Sous la houlette de la célébrité Nigériane en matière de la performance artistique, Jelili ATIKU portant le flambeau de tout le continent Africain ; et le collectif des artistes performeurs conviés, ont su illuminer la flamme de cette Afrique en chacun, à travers la diversité des thermes abordés et de la force des messages livrés, pendant tout le festival.

Les participants Africains présents au Festival d’Arts de la Performance à Berne (Suisse) du 29 novembre au 5 décembre 2016 , tous membres et fondateurs du collectif « NéoNéoDADA Africa » : Jelili ATİKU (Nigéria), Désiré AMANİ (Côte-D’İvoire), Mulugeta GEBREKİDAN (Éthiopie), Mintho (Afrique du sud), Kiffouly YOUCHAOU (Bénin), Christian ÉTONGO (Cameroun), Bolaji AYİNIA MUSTAPHA (Nigéria), Odun ORİMOLADE (Nigeria), Fatrice VA (Ghana), Atanda BİLEYİMİ (Nigéria), khanyisile mintho MBONGWA (Afrique du sud), Le Prince Boris Abbas TOFFA (Bénin), Fiatsi VA-BENE (Ghana) et Oseghale AKPOJOTOR (Nigéria).

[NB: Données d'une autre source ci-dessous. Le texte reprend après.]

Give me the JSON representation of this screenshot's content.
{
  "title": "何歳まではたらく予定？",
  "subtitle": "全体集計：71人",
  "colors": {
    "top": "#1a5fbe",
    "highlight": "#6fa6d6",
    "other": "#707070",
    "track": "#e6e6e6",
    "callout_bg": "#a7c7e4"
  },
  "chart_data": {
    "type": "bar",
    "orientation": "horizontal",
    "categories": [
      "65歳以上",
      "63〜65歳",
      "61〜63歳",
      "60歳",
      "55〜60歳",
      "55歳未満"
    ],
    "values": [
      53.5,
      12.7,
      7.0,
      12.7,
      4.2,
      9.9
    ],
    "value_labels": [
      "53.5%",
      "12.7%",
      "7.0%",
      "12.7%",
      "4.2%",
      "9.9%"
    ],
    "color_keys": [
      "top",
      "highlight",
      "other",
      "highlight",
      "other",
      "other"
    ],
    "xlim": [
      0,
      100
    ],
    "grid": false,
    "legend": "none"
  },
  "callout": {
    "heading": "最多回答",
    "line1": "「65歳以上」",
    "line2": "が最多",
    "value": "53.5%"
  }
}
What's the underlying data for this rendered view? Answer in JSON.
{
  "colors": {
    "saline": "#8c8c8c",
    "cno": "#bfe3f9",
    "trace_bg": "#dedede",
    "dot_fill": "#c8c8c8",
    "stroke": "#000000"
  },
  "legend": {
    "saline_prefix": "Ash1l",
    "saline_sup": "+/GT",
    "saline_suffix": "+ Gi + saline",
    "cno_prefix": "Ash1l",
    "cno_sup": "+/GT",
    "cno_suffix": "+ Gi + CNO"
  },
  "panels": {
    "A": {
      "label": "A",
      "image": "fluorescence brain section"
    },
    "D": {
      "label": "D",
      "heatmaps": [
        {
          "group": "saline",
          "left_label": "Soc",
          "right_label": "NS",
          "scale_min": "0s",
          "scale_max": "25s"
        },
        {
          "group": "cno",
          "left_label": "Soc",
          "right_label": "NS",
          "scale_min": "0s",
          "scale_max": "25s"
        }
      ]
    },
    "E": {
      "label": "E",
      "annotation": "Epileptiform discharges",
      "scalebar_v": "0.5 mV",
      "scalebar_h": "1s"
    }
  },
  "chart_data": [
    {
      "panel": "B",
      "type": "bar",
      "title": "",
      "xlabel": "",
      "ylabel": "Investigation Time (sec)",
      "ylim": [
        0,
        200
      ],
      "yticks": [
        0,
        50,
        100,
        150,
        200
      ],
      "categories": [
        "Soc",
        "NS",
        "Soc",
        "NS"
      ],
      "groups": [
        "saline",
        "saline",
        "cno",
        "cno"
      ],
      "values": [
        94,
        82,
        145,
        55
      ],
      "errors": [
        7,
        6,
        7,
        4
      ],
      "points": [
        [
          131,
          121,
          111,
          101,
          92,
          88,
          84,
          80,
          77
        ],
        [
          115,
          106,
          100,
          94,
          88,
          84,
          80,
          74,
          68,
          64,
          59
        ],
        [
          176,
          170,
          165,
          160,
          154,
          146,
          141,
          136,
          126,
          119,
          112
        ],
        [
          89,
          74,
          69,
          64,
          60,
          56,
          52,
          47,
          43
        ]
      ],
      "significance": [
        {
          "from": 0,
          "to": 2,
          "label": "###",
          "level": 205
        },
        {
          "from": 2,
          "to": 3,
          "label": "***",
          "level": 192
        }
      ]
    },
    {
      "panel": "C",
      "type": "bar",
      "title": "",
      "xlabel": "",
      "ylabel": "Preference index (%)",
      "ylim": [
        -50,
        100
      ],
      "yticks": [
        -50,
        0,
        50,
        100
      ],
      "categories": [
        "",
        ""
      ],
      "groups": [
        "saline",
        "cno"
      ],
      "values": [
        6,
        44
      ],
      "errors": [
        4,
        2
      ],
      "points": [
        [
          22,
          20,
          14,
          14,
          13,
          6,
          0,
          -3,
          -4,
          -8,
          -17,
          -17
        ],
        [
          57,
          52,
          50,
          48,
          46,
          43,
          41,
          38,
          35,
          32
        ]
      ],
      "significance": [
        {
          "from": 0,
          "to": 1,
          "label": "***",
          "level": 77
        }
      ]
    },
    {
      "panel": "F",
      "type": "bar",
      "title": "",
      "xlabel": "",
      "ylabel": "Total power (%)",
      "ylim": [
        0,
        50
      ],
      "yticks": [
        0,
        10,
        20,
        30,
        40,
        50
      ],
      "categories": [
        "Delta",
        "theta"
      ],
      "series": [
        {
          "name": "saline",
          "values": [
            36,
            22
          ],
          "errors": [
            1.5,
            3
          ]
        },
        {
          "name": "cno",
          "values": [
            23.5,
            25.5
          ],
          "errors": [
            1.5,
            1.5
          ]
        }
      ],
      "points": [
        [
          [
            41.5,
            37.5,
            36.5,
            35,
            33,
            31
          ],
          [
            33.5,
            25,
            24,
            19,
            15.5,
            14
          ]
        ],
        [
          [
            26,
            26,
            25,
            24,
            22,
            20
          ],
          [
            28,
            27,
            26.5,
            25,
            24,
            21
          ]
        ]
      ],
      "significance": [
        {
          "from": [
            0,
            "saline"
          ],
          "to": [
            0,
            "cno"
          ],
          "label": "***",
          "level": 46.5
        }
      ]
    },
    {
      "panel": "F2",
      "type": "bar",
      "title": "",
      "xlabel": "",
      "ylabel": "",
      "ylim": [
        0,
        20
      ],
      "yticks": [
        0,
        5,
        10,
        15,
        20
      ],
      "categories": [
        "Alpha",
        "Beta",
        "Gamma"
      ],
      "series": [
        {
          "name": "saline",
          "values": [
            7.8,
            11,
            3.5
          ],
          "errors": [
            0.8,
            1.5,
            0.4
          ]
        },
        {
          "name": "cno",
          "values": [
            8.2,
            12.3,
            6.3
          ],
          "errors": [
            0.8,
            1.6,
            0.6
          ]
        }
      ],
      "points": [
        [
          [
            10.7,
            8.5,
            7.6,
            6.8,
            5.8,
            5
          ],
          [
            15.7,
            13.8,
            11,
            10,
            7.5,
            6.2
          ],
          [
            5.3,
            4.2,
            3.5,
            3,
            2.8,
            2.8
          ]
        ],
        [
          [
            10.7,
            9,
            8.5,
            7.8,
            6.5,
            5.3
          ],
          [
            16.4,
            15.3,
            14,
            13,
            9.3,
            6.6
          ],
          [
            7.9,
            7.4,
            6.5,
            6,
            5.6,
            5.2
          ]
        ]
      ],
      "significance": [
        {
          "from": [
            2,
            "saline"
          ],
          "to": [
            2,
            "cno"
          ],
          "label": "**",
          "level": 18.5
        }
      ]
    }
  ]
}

L’une des grandes révélations fut la présence monumentale de l’Américain Richard SCHECHNER à ce grand festival d’art de la performance. Présence bénéficiaire pour l’ensemble des participants, des artistes, du public et des étudiants en spécialité performance ainsi que le collectif des étudiants de (HKB) : la Haute École des Arts de Berne, pendant le colloque et celui du symposium autour du véritable potentiel de l’art, de la diversité et des ressources culturelles et des acteurs culturels d’ici et d’ailleurs.

Si, selon Paul Valérie : « Ce qui reste d’un homme, c’est ce que donne à songer son nom et les œuvres qui font de ce nom un signe de grandeur, de haine ou d’indifférence. » Alors d’année en année, Valerian MALY reste cet instrument de grandeur ou cet artiste engagé qui, avec toute sa ferveur, tous ses triples ayant su entreprendre des connexions et créer des contextes de collaboration, tant sous l’angle international que national en matière de l’art de la performance.

 Tout comme François JULİEN l’auteur de « Il n’y a pas d’identité culturelle » mais les ressources culturelles. Pour cet infatigable défenseur de la notion les ressources culturelles : Les ressources culturelles, tout comme les langues maternelles naissent dans les entrailles de la reine mère « Tradition » dans un espace ou dans un paysage territorial bien délimité : un milieu favorable à ciel ouvert, similaire aux électrons libres dans la nature, où gratuitement chacun pourrait d’une folle liberté s’en servir à volonté.

Valerian MALY, lui, a su mettre sur pied en Suisse une plateforme comme   réseau d’échanges et pour la reforme des normes dans la pratique d’art de la performance ; une démarche esthétique comme protocole d’émancipation des ressources dites culturelles dans leur diversité, puisant traditionnellement chacune d’entre elles, leurs origines des quatre coins du globe terrestre.

 

Collectif-des-artistes-performeurs-Africains

Collectif des artistes performeurs Africains, sont absents les performeurs Désiré AMANI, Mulugeta GEBREKİDAN et Christian ÉTONGO crédit photo Valerian MALY

 

En somme, un art nouveau métissé loin de toute consanguinité. Selon la tradition dans nos diverses sociétés africaines, symboliquement MALY, pourrait s’afficher en fonction des us et coutumes, de nos jours sous ce nominatif singulier de grand Baobab indéracinable, personne dont la sagesse et la noblesse intellectuelle facilite le foisonnement ou l’interdisciplinarité entre les cultures et les peuples.

Ce vaillant dénominateur culturel entre le continent Africain et le continent Européen, ou bien entre celui de l’Europe et le reste du monde, ici, mériterait un « Award » ou un prix Nobel, comme devoir rendu à l’ensemble des humanités.

Toutes nos félicitations et remerciements vont à l’endroit de ce grand passeur de frontières.

Vive avec outrance, dans la transe le NéoNéoDADA et le NéoNéoDADA Africa, qui, par ailleurs, dans cette ville historique de Berne, a vu le jour à cette 19ème édition.